Thanks for all the awesome debugging work here, I think we finally have all the pieces!
@rwbarton's analysis seems plausible to me too. A single-entry thunk can still be entered multiple times in a parallel setting, and if eager blackholing is on then it is possible that a thread can get blocked indefinitely.
Threads blocked indefinitely are detected by the GC as deadlocked, and receive an exception, which results in the <loop> message.
The fix should be simple: just don't do eager blackholing for single-entry thunks.
Regarding this comment:
// NB. Blackholing is *compulsory*, we must either do lazy // blackholing, or eager blackholing consistently. See Note // [upd-black-hole] in sm/Scav.c.
It means every update frame must refer to a black hole by the time the GC runs, it's an invariant the GC relies on. It shouldn't be a problem here because it only applies to update frames. I can reword the comment so it's clearer.
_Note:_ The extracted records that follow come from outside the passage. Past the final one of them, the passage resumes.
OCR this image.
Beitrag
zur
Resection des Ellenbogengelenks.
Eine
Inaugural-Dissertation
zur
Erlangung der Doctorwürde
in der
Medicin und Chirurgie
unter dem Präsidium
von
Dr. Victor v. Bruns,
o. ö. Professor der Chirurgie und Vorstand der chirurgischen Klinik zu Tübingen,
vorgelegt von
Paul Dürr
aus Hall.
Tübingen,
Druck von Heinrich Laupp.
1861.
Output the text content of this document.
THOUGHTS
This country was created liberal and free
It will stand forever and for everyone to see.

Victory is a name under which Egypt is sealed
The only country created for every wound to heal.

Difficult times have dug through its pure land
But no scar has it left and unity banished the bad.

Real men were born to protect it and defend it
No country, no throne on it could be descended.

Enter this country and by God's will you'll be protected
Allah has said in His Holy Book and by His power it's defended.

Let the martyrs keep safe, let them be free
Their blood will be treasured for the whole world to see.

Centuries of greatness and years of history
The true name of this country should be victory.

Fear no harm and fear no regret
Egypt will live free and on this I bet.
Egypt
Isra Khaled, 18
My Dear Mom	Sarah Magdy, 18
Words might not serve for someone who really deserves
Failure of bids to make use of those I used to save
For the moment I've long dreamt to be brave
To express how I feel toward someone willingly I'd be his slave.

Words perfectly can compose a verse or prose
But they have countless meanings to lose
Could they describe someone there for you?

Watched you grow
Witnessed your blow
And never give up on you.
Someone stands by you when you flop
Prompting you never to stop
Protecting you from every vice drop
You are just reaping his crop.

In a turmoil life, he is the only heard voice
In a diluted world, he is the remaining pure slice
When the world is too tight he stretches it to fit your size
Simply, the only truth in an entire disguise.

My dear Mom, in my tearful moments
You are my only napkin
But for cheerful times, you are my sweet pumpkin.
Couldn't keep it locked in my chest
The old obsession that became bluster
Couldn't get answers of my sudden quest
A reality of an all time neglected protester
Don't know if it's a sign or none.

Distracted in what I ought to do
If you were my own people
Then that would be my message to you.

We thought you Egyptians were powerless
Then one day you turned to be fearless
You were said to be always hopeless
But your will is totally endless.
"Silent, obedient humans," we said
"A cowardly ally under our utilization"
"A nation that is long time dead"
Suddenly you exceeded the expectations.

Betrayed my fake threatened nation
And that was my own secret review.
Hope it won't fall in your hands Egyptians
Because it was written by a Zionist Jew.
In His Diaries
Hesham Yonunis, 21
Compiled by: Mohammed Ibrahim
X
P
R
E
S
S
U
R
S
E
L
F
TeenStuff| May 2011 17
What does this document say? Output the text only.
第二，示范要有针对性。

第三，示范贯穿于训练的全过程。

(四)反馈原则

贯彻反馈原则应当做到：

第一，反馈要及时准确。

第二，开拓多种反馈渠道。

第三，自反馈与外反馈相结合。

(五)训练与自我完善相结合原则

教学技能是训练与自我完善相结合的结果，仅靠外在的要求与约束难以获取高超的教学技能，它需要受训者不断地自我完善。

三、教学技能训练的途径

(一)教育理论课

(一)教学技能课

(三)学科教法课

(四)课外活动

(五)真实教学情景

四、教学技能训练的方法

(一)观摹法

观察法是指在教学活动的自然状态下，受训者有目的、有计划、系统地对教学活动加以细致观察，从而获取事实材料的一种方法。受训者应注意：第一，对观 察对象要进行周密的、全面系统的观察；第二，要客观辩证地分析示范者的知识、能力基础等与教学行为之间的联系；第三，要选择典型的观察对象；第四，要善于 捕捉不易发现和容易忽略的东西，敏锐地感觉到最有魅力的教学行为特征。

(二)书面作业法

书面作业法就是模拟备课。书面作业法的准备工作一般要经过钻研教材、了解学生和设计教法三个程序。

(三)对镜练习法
The actual cause of the <<loop>> here seems to be that two threads are each blocking on a black hole that is being evaluated, or more likely has been evaluated but not updated, by the other thread. I attached a complete -Ds log above, but the relevant lines are
...0.011574 7ff6be7fc700: cap 1: thread 6 stopped (blocked on black hole owned by thread 5)...0.011808 7ff6c6700740: cap 0: thread 5 stopped (blocked on black hole owned by thread 6)...
I didn't work out exactly how this can arise, but it probably involves two single-entry thunks and two ordinary thunks whose evaluations force both of the single-entry thunks, but in different orders.
Changing blackHoleOnEntry for single-entry thunks as suggested did fix par2.hs. I'm going to test the other examples in this ticket now.
The complex program yongqli linked, with all the fancy imports, was a little erratic; I increased the size of the csv a lot, to make it more reliably bad somewhere along the way. I then just used the scheme of running ./bugcsv +RTS -N_ | grep loop 500 times each with -N5 and -N3 . (-N2 does't seem to make bring out the pathology with this program.) With ghc-7.10.1 I got
bugcsv: <<loop>>
about 200 times either way, but with the patched head, blessed silence.